The foreign exchange market, commonly known as Forex or FX, is the largest and most liquid financial market in the world. With an average daily trading volume exceeding $7 trillion, it dwarfs every stock market on the planet. Unlike centralized exchanges like the New York Stock Exchange, the Forex market is a decentralized, over-the-counter (OTC) marketplace where currencies are traded 24 hours a day, five days a week. For investors and traders, it represents a world of opportunity, but one that requires a deep understanding of its fundamental mechanics. This article provides a foundational overview of what the Forex market is and how it operates in 2025.
At its core, currency trading is the act of simultaneously buying one currency while selling another. This is why currencies are always quoted in pairs. The most traded currency pair in the world is the EUR/USD, representing the Euro and the U.S. Dollar. The first currency in a pair is the base currency, and the second is the quote currency. When you see a quote for EUR/USD at 1.0850, it means that one Euro is worth 1.0850 U.S. Dollars. A trader who believes the Euro will strengthen against the Dollar would “buy” the EUR/USD pair. Conversely, a trader who believes the Dollar will strengthen would “sell” the EUR/USD pair.

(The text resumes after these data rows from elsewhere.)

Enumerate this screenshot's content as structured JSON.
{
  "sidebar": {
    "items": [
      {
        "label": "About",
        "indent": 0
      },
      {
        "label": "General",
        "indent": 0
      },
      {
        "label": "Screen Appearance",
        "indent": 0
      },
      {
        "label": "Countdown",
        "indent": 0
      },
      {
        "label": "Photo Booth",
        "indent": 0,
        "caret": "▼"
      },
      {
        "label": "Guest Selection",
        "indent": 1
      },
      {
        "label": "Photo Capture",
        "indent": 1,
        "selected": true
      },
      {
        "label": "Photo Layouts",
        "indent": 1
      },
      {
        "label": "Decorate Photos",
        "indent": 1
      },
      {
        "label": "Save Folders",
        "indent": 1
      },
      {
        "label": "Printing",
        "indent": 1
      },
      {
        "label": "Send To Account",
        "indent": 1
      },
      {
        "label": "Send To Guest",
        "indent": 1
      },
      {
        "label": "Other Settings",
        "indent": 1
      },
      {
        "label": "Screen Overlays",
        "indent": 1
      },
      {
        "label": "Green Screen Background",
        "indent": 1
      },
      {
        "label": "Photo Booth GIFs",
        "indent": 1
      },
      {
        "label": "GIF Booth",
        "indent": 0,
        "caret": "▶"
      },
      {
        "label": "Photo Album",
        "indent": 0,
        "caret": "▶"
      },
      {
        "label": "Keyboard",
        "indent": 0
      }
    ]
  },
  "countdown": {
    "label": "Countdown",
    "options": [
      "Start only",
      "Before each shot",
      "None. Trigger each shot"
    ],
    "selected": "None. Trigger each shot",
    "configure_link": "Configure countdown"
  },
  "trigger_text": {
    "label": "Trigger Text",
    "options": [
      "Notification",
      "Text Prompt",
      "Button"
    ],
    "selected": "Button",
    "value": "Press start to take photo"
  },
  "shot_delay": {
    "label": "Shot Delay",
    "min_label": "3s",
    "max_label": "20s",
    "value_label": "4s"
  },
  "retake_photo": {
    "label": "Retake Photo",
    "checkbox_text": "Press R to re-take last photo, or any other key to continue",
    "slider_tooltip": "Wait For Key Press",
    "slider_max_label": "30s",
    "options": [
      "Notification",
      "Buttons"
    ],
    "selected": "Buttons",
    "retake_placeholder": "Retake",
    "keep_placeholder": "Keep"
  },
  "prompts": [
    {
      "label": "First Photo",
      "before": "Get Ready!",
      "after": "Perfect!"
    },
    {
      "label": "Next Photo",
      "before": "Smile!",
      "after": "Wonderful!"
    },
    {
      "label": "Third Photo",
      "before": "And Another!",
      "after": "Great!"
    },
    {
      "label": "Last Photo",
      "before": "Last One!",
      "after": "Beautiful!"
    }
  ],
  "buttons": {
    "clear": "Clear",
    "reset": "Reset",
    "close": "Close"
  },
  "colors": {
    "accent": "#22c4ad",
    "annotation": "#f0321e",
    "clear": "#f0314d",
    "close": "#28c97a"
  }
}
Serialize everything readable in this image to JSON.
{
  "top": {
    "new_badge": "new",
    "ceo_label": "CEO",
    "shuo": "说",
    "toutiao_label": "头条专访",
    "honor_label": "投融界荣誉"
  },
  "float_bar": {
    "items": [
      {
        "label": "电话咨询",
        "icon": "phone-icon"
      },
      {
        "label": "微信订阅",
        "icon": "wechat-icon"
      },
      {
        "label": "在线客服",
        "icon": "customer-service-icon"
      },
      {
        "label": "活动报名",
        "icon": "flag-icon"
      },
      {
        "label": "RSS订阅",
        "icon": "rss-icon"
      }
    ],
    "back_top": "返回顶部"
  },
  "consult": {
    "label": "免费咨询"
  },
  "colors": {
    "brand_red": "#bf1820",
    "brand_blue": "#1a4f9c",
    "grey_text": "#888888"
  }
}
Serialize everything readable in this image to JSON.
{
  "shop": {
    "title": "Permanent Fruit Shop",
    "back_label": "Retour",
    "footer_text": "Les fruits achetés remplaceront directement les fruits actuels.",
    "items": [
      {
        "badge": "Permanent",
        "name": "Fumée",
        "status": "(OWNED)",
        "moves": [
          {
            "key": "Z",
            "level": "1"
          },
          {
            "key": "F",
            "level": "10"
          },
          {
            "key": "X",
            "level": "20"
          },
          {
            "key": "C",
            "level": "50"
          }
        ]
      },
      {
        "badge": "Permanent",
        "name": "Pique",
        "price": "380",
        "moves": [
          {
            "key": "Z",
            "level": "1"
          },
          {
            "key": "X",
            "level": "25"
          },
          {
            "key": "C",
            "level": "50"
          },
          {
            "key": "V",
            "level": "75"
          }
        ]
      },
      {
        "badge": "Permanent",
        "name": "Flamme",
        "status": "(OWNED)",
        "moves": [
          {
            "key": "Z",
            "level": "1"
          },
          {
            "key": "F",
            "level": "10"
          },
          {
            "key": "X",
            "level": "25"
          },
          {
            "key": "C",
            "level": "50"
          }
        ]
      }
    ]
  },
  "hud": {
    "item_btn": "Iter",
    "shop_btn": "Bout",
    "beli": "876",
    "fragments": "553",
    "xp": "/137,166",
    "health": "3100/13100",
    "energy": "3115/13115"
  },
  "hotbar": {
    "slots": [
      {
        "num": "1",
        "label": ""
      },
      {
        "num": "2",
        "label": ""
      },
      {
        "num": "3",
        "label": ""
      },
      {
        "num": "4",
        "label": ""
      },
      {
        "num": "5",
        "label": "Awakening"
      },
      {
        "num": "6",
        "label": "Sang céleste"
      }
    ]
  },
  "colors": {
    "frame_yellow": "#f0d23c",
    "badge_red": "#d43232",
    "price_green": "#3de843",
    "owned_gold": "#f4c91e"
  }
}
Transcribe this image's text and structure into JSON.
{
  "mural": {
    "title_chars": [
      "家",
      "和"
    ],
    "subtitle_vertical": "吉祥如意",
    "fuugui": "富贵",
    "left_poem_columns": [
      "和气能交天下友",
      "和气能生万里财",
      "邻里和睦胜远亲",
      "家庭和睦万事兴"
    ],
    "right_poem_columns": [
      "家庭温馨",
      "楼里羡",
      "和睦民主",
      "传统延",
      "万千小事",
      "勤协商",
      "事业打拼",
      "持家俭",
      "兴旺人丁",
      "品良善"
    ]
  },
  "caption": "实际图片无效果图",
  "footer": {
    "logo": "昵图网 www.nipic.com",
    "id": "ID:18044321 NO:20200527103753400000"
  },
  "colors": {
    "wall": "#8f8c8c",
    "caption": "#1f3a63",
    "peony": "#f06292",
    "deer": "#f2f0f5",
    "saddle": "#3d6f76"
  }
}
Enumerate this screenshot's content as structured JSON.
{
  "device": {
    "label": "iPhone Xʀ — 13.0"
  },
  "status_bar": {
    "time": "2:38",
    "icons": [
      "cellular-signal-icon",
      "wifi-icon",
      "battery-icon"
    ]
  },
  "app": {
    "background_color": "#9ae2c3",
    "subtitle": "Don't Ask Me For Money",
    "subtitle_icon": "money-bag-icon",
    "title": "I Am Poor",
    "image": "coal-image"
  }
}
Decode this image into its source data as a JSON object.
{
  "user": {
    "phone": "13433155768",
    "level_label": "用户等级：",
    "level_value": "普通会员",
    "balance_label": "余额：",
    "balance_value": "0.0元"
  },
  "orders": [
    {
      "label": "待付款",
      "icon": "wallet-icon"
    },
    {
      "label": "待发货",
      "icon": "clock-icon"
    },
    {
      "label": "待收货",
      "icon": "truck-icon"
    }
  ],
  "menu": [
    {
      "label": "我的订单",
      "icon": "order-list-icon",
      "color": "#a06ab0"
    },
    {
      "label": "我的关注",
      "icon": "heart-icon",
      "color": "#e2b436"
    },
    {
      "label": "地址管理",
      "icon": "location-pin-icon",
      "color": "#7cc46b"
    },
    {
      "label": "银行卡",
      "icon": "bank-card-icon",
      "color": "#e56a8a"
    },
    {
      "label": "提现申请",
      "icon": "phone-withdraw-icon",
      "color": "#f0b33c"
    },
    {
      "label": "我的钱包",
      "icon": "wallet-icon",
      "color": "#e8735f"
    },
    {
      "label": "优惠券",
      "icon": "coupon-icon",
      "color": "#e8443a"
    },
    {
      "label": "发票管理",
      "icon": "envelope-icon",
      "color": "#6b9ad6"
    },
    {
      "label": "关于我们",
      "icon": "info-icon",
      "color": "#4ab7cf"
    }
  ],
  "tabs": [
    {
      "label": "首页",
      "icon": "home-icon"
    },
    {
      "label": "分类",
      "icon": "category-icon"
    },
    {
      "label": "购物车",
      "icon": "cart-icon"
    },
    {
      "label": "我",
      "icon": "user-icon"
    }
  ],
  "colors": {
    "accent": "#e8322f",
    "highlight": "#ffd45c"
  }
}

Currency pairs are typically categorized into three groups:
- Major Pairs: These are the eight most traded currencies paired against the U.S. Dollar. They include the EUR/USD, USD/JPY (Japanese Yen), GBP/USD (British Pound), and USD/CHF (Swiss Franc), among others. These pairs are known for their high liquidity and relatively low volatility, making them ideal for new traders.
- Minor Pairs (or Cross-Currency Pairs): These pairs consist of major currencies traded against each other, without involving the U.S. Dollar. Examples include EUR/GBP, EUR/JPY, or AUD/CAD (Australian Dollar vs. Canadian Dollar).
- Exotic Pairs: An exotic pair consists of one major currency paired with the currency of an emerging or smaller economy. Examples include USD/SGD (Singapore Dollar), EUR/TRY (Turkish Lira), or USD/IDR (Indonesian Rupiah). These pairs are characterized by lower liquidity, wider spreads (the cost of a trade), and higher volatility, making them riskier and more suitable for experienced traders.
The market’s 24-hour nature is due to its operation across four major trading sessions that follow the sun around the globe: Sydney, Tokyo, London, and New York. The highest volume and greatest trading opportunities often occur during the overlap of the London and New York sessions. For retail traders, accessing this market is done through a brokerage firm that provides a trading platform. These platforms allow individuals to speculate on the price movements of currency pairs, which are measured in “pips” (percentage in point), the smallest unit of price change. Understanding these foundational concepts is the essential first step before exploring the complex strategies and analyses required to trade successfully.